The Home Secretary’s position was that “exceptional circumstances” provided sufficient flexibility and was compatible with procedural fairness. On the individual point, the defence was that “The reasons given by the decision maker for refusing to extend time engaged with the submissions and were legally sustainable”.
The Upper Tribunal took the individual point first and set out what they would have expected to see in the extension of time request. This will probably be helpful to include in future requests so I am setting these two paragraphs out in full:
67. It is clear from the representations sent on 22 May 2024 that those representing the applicant wanted to obtain some form of expert evidence relating to the applicant’s psychological state and an assessment of the risk of re-trafficking. However, what is lacking from the representations is any detail to show why the evidence was necessary or relevant to the POD decision. Nor was sufficient supporting evidence produced to show what actual steps had been taken to instruct an expert.
68. Bearing in mind the short timescale outlined in the policy, the most effective way to explain the applicant’s circumstances, what protections and support he might need, and what his current mental state might be, would have been to prepare a detailed witness statement. At the very least, this might signpost the respondent to the relevant issues in order to consider whether further supporting evidence from an expert was necessary before a POD decision was taken. Taking a statement is likely to have been achievable in the 10 day timescale, but it is a piece of evidence that is notably absent from the evidence that was sent with the request to extend time.

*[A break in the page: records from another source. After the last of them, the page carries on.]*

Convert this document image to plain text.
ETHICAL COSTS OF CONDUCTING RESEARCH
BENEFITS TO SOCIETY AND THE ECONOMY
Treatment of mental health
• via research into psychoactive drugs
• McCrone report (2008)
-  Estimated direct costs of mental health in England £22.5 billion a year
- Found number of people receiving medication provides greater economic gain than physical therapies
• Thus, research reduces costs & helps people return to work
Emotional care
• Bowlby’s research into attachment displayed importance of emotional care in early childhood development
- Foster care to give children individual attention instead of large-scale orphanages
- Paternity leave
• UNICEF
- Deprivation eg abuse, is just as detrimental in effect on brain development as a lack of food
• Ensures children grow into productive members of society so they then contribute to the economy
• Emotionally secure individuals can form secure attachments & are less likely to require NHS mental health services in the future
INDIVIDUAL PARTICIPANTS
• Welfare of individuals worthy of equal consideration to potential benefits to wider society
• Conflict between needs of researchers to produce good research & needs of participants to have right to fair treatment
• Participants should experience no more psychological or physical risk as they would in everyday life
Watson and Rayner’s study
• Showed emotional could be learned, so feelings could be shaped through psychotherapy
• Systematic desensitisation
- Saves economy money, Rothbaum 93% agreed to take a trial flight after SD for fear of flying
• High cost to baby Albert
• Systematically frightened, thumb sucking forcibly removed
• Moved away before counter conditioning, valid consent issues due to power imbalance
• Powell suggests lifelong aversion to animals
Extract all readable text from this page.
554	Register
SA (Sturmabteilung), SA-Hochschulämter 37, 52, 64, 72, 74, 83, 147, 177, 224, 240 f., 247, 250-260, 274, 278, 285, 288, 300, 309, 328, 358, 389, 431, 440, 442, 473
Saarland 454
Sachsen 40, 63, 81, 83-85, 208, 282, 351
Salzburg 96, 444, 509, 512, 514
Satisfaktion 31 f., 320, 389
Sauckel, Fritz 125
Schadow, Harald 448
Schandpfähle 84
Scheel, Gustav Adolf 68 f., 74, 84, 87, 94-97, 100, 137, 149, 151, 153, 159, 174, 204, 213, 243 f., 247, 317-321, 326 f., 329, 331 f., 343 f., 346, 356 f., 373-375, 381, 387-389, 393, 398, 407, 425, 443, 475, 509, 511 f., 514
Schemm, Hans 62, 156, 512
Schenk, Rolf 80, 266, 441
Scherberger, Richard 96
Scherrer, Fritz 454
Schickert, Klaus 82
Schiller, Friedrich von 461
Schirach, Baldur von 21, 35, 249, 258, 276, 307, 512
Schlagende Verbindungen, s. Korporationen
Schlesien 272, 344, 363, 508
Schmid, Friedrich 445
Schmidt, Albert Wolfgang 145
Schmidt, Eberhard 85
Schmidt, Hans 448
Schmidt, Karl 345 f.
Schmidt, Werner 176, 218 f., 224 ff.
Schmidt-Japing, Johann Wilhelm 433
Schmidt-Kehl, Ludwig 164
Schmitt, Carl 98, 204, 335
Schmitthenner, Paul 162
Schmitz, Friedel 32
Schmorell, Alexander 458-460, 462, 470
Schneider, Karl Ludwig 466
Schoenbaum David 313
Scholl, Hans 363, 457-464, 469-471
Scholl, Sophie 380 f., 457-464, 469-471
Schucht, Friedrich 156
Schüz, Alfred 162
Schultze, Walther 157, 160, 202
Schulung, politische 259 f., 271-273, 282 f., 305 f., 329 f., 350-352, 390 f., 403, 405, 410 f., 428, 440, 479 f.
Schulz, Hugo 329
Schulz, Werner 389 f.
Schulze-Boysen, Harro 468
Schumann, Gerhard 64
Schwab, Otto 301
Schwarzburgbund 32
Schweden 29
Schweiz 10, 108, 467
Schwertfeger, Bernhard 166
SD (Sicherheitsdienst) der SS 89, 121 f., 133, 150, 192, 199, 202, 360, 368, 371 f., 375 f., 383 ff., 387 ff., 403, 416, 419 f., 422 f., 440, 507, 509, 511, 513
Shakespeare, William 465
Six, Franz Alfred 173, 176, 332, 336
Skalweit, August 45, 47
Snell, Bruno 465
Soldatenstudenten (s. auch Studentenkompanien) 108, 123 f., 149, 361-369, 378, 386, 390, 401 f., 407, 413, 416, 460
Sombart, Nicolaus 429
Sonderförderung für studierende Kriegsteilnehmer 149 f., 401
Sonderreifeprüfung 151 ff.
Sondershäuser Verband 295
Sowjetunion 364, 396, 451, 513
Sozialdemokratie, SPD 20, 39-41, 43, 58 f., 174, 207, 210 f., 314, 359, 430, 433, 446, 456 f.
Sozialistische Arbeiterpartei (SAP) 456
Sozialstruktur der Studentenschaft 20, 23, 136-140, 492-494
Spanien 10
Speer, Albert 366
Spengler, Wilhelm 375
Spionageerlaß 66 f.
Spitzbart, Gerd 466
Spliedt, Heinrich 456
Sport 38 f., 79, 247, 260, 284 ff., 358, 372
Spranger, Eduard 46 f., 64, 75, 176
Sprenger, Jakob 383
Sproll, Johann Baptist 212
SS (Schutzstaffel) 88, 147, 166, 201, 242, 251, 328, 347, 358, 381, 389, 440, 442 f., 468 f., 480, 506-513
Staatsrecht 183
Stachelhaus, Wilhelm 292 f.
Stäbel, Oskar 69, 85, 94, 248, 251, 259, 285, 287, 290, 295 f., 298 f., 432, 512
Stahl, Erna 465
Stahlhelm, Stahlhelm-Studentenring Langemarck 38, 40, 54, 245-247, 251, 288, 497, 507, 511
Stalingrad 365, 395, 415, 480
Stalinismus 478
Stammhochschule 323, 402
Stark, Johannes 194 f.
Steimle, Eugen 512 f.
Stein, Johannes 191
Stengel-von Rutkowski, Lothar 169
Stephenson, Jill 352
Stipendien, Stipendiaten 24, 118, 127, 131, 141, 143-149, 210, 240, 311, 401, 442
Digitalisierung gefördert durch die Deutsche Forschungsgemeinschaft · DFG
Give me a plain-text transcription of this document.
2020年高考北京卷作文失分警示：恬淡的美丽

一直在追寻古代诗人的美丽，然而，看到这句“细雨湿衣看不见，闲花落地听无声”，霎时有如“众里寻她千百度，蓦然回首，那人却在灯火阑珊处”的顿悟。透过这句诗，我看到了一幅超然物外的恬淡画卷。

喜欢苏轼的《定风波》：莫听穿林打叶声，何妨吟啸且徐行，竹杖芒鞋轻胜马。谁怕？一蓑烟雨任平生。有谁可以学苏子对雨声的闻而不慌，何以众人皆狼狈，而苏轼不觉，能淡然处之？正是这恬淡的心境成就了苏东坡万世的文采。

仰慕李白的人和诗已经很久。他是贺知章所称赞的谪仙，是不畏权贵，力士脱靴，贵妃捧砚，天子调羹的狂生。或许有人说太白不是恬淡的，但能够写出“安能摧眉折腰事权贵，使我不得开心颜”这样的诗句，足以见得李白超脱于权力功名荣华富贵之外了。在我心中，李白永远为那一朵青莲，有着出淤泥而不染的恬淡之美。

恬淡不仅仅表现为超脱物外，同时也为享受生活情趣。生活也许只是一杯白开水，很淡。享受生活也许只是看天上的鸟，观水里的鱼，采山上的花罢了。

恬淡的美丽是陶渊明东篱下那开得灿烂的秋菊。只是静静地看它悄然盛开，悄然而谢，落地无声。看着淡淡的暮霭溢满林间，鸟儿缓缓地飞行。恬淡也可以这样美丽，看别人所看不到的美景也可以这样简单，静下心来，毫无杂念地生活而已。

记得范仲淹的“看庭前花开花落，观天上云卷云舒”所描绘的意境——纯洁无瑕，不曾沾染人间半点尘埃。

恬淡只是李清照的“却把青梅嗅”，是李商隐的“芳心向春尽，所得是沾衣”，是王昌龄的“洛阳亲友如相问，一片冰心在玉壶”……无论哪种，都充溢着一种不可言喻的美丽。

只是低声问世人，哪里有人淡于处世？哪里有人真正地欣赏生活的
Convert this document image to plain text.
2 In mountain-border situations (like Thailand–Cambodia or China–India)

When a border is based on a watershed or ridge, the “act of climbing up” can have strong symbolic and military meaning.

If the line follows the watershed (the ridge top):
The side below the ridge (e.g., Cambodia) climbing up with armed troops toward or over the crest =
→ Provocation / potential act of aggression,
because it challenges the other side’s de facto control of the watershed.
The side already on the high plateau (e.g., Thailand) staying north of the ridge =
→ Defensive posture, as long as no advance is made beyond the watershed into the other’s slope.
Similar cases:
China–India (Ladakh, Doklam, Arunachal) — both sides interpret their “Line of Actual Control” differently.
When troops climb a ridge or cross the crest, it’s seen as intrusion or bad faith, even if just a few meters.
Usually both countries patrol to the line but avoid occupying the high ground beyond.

The tribunal also set out how the other reasons given for the extension of time request should have been further particularised. Unfairly, the tribunal also criticised the fact that the representations were sent in the last hour before the deadline – this was not a judicial review application and there was no “promptness” requirement.
The applicant had also argued that there was no urgency to impose a public order disqualification because of the stayed appeal and criminal charges. This seems relevant, but the tribunal declined to address this on the basis that the argument was not made in the representations asking for an extension of time nor in the initial grounds for judicial review.
The tribunal concluded that the decision was one “that was open to the decision maker on the limited information provided with the representations”.
Conclusion
Perhaps thankfully, the policy point was left unresolved by the judge on the basis that it was academic and a disproportionate use of court time to decide it in this case. I believe that there is at least one other challenge to the very limited amount of time available to respond in public order disqualification cases, so the point will be decided, hopefully positively and soon. In the meantime, this case should be read carefully and in full by anyone who is applying for an extension of time in these cases.
The final point I would note, although entirely speculative on my part given the lack of detail on this point, is that this looks like a case where the local authority should possibly have registered UNG as British years ago, in which case his current circumstances would be very different.